Champagne, by definition (and European law), comes from the Champagne region in France, and is generally made with chardonnay, pinot noir, and pinot munier grapes (although there are several other grapes permitted, these are the most common ones). The grapes also must be grown in Champagne, which is known for its mild climate and mineral-rich soil, and the juice must undergo a very precise process to make the resulting beverage. After the liquid undergoes an initial effervescence treatment to give it its bubbles, all potential champagnes are subject to the "méthode Champenoise," or the "traditional method."
Unlike a sparkling wine like prosecco, which oftentimes undergoes the second fermentation in a big vat, champagnes go through the process in each individual bottle, making it much more specialized and complex. A liqueur de tirage (a wine solution of sugar and yeast) is added to the wine base, which starts off the process. This accounts for champagne's notoriously high price tag.
It's important to note, however, that many winemakers use the specialized "méthod Champenoise" on other sparkling wines using different grapes, such as vineyards in the United States or other parts of Europe. However, because these wines aren't derived from grapes grown in the Champagne region, they technically don't qualify as champagne. Many are equally delicious and very high quality, however, and your choice should come down to individual taste and preference.

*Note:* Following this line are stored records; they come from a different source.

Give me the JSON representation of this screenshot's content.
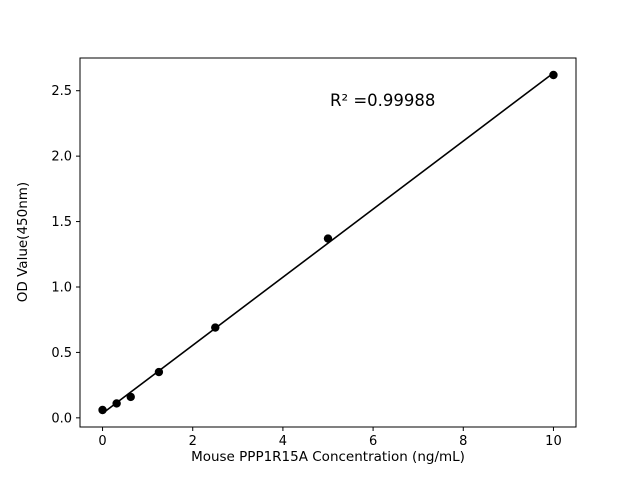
{
  "chart_data": {
    "type": "scatter",
    "title": "",
    "xlabel": "Mouse PPP1R15A Concentration (ng/mL)",
    "ylabel": "OD Value(450nm)",
    "annotation": "R² =0.99988",
    "x": [
      0,
      0.3125,
      0.625,
      1.25,
      2.5,
      5,
      10
    ],
    "y": [
      0.06,
      0.11,
      0.16,
      0.35,
      0.69,
      1.37,
      2.62
    ],
    "fit": "linear",
    "xlim": [
      -0.5,
      10.5
    ],
    "ylim": [
      -0.07,
      2.75
    ],
    "xticks": [
      0,
      2,
      4,
      6,
      8,
      10
    ],
    "xtick_labels": [
      "0",
      "2",
      "4",
      "6",
      "8",
      "10"
    ],
    "yticks": [
      0.0,
      0.5,
      1.0,
      1.5,
      2.0,
      2.5
    ],
    "ytick_labels": [
      "0.0",
      "0.5",
      "1.0",
      "1.5",
      "2.0",
      "2.5"
    ],
    "grid": "off",
    "legend": "none",
    "marker_color": "#000000",
    "line_color": "#000000",
    "background": "#ffffff"
  }
}
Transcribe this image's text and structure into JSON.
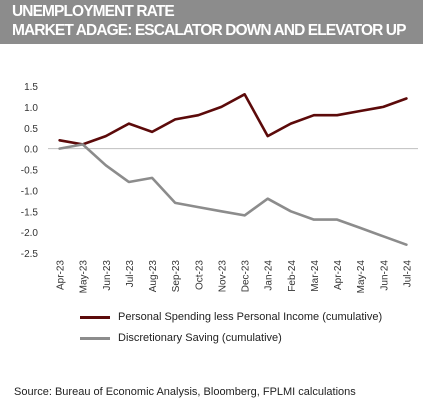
{
  "title": {
    "line1": "UNEMPLOYMENT RATE",
    "line2": "MARKET ADAGE: ESCALATOR DOWN AND ELEVATOR UP"
  },
  "source": "Source:  Bureau of Economic Analysis, Bloomberg, FPLMI calculations",
  "colors": {
    "title_background": "#8c8c8c",
    "series1": "#5c0a0a",
    "series2": "#8c8c8c"
  },
  "chart_data": {
    "type": "line",
    "categories": [
      "Apr-23",
      "May-23",
      "Jun-23",
      "Jul-23",
      "Aug-23",
      "Sep-23",
      "Oct-23",
      "Nov-23",
      "Dec-23",
      "Jan-24",
      "Feb-24",
      "Mar-24",
      "Apr-24",
      "May-24",
      "Jun-24",
      "Jul-24"
    ],
    "series": [
      {
        "name": "Personal Spending less Personal Income (cumulative)",
        "values": [
          0.2,
          0.1,
          0.3,
          0.6,
          0.4,
          0.7,
          0.8,
          1.0,
          1.3,
          0.3,
          0.6,
          0.8,
          0.8,
          0.9,
          1.0,
          1.2
        ]
      },
      {
        "name": "Discretionary Saving (cumulative)",
        "values": [
          0.0,
          0.1,
          -0.4,
          -0.8,
          -0.7,
          -1.3,
          -1.4,
          -1.5,
          -1.6,
          -1.2,
          -1.5,
          -1.7,
          -1.7,
          -1.9,
          -2.1,
          -2.3
        ]
      }
    ],
    "yticks": [
      "1.5",
      "1.0",
      "0.5",
      "0.0",
      "-0.5",
      "-1.0",
      "-1.5",
      "-2.0",
      "-2.5"
    ],
    "ylim": [
      -2.5,
      1.5
    ],
    "grid": false,
    "legend": "bottom"
  }
}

With champagne and other sparkling wines, there are a few other things to take into consideration when picking your bottle, namely how sweet you want your sips to be. If you pick a "Brut" bottle, expect a refreshment that's very dry on the palate. Weirdly enough, an "Extra Dry" sparkling wine is actually the opposite of what you'd think because it's sweeter than "Brut." The order of sparkling wines from driest to sweetest goes: Brut, Extra Dry or Extra Sec, Sec, Demi-Sec and Doux, so keep that in mind when you're perusing your grocery store.
Again, your bottle of bubbly should come down to your taste and preference, not what's most prestigious or most expensive, so I'd recommend grabbing a flute and sampling a few of the different options before making a final decision. Cheers!